I finally got the opportunity to see The Social Network (Thanks, Netflix!) -- the best part of the movie for me was the scene after the opening credits, when Zuckerberg returned to his dorm after getting dumped at the bar.
The voiceover monologue of Zuckerberg blog as he started FaceMash was spot-on, technically. I had heard Sorkin writes great, fast-paced dialog (but have never watched The West Wing or Sports Night), and was impressed with the smooth integration of real-world tools and tech (apache configuration files, wget, etc) into a movie speech. The different methods Zuckerberg used to extract pictures from the various Harvard house's websites really got me into the movie.
I really enjoyed that scene: getting stuff done. Inspiring.
Turns out, a lot of that dialogue came verbatim from Zuckerberg's real blog at the time:
8:13pm Jessica Alona is a bitch. I need to think of something to make to take my mind off her. I need to think of something to occupy my mind. Easy enough now I just need an idea?
9:48pm I'm a little intoxicated, not gonna lie. So what if it's not even 10pm and it's a Tuesday night? What? The Kirkland facebook is open on my computer desktop and some of these people have pretty horrendous facebook pics. I almost want to put some of these faces next to pictures of farm animals and have people vote on which is more attractive. It's not such a great idea and probably not even funny, but Billy comes up with the idea of comparing two people from the facebook, and only sometimes putting a farm animal in there. Good call Mr. Olson! I think he's onto something.
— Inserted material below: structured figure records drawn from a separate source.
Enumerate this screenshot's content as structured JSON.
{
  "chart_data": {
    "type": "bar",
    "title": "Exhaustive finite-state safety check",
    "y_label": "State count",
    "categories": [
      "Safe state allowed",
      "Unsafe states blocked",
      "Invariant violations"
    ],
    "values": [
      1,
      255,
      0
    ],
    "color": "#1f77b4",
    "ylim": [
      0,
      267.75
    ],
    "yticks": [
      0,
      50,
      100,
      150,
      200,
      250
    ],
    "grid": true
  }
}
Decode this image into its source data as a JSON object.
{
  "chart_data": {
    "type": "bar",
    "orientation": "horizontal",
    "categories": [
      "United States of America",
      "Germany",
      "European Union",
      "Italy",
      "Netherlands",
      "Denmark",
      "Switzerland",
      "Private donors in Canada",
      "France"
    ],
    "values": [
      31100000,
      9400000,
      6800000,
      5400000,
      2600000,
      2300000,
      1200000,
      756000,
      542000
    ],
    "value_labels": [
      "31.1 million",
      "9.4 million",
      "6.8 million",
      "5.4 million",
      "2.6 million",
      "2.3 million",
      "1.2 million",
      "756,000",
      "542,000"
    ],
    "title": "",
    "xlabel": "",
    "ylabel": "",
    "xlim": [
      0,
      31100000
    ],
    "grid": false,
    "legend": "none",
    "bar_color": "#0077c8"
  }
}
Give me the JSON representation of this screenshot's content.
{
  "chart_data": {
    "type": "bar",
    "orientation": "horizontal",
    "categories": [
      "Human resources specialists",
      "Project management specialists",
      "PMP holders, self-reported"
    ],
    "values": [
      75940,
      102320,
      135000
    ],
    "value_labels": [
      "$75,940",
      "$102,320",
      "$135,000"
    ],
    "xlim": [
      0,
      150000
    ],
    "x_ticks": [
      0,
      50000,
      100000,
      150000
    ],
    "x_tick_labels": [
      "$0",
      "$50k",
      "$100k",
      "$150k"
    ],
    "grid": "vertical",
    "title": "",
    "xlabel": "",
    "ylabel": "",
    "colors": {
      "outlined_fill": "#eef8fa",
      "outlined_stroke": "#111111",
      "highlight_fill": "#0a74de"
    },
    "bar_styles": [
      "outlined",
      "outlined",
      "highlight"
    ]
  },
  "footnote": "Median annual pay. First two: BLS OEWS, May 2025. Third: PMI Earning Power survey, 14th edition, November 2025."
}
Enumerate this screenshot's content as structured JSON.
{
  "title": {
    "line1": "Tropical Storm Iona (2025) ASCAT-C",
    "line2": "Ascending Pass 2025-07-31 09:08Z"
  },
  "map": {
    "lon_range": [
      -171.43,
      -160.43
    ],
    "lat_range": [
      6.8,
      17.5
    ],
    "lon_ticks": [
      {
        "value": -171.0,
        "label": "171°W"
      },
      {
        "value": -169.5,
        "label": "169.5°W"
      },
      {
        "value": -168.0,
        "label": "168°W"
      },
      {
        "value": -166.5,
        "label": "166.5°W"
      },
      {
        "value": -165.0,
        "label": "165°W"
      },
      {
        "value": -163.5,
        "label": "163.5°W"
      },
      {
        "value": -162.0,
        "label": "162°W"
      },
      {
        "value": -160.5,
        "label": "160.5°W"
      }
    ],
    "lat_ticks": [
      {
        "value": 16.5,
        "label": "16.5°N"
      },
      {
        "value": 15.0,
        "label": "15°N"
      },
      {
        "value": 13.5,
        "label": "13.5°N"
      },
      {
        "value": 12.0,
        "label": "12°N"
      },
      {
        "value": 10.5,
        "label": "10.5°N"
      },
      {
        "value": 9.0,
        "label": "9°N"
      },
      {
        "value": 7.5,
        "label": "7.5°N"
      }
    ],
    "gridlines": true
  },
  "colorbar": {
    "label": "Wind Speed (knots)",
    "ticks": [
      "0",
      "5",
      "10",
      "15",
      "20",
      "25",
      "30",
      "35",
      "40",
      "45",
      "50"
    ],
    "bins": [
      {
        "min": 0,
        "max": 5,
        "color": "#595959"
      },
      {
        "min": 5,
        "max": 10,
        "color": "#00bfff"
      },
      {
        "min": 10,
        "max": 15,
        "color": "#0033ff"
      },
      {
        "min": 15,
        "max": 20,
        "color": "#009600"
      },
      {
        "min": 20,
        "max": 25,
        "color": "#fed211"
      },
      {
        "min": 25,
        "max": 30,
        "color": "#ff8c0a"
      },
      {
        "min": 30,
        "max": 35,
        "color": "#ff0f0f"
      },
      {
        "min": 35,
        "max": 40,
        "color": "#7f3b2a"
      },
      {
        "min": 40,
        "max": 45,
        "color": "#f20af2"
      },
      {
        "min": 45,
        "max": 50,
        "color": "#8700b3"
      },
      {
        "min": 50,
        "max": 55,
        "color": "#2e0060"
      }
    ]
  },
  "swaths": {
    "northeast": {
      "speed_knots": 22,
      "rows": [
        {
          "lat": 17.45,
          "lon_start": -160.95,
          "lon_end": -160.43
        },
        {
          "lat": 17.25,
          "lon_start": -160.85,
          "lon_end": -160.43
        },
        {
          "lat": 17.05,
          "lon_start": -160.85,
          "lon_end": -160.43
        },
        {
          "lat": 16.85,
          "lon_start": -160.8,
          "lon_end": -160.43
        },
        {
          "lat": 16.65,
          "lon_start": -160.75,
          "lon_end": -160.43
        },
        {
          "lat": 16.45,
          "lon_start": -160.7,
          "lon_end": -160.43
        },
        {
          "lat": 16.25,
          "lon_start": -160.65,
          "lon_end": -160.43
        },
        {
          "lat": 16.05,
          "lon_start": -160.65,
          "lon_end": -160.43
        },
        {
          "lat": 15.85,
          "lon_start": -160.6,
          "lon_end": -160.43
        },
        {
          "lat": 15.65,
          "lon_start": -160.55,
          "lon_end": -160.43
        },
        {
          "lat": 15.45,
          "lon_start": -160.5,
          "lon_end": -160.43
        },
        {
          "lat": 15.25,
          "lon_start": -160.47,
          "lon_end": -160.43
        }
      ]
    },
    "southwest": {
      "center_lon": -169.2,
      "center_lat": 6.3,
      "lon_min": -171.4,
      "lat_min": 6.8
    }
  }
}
11:09pm Yea, it's on. I'm not exactly sure how the farm animals are going to fit into this whole thing (you can't really ever be sure with farm animals?), but I like the idea of comparing two people together. It gives the whole thing a very Turing feel, since people's ratings of the pictures will be more implicit than, say, choosing a number to represent each person's hotness like they do on hotornot.com. The other thing we're going to need is a lot of pictures. Unfortunately, Harvard doesn't keep a public centralized facebook so I'm going to have to get all the images from the individual houses that people are in. And that means no freshman pictures?drats.
12:58pm Let the hacking begin. First on the list is Kirkland. They keep everything open and allow indexes in their Apache configuration, so a little wget magic is all that's necessary to download the entire Kirkland facebook. Child's play.
1:03am Next on the list is Eliot. They're also open, but with no indexes in Apache. I can run an empty search and it returns all of the images in the database in a single page. Then I can save the page and Mozilla will save all the images for me. Excellent. Moving right along?
1:06am Lowell has some security. They require a username/password combo to access the facebook. I'm going to go ahead and say that they don't have access to the main fas user database, so they have no way of knowing what people's passwords are, and the house isn't exactly going to ask students for their fas passwords, so it's got to be something else. Maybe there's a single username/password combo that all of Lowell knows.
That seems a little hard to manage since it would be impossible for the webmaster to tell Lowell residents how to figure out the username and password without giving them away completely. And you do want people to know what kind of authentication is necessary, so it's probably not that either. So what does each student have that can be used for authentication that the house webmaster has access to? Student ids anyone? Suspicions affirmed ? time to get myself a matching name and student id combo for Lowell and I'm in. But there are more problems. The pictures are separated into a bunch of different pages, and I'm way too lazy to go through all of them and save each one. Writing a perl script to take care of that seems like the right answer. Indeed.
1:31am Adams has no security, but limits the number of results to 20 a page. All I need to do is break out the same script I just used on Lowell and we're set.
1:42am Quincy has no online facebook. What a sham. Nothing I can do about that.
1:43am Dunster is intense. Not only is there no public directory, but there's no directory at all. You have to do searches, and if your search returns more than 20 matches, nothing gets returned. And once you do get results, they don't link directly to the images; they link to a php that redirects or something. Weird. This may be difficult. I'll come back later.
1:52am Leverett is a little better. They still make you search, but you can do an empty search and get links to pages with every student's picture. It's slightly obnoxious that they only let you view one picture at a time, and there's no way I'm going to go to 500 pages to download pics one at a time, so it's definitely necessary to break out emacs and modify that perl script. This time it's going to look at the directory and figure out what pages it needs to go to by finding links with regexes. Then it'll just go to all of the pages it found links to and jack the images from them. It's taking a few tries to compile the script?another Beck's is in order.
2:08am Mather is basically the same as Leverett, except they break their directory down into classes. There aren't any freshmen in their facebook... how weak.
The work done between those timestamps is impressive. Unrealistically impressive. But then again, he mentioned Perl.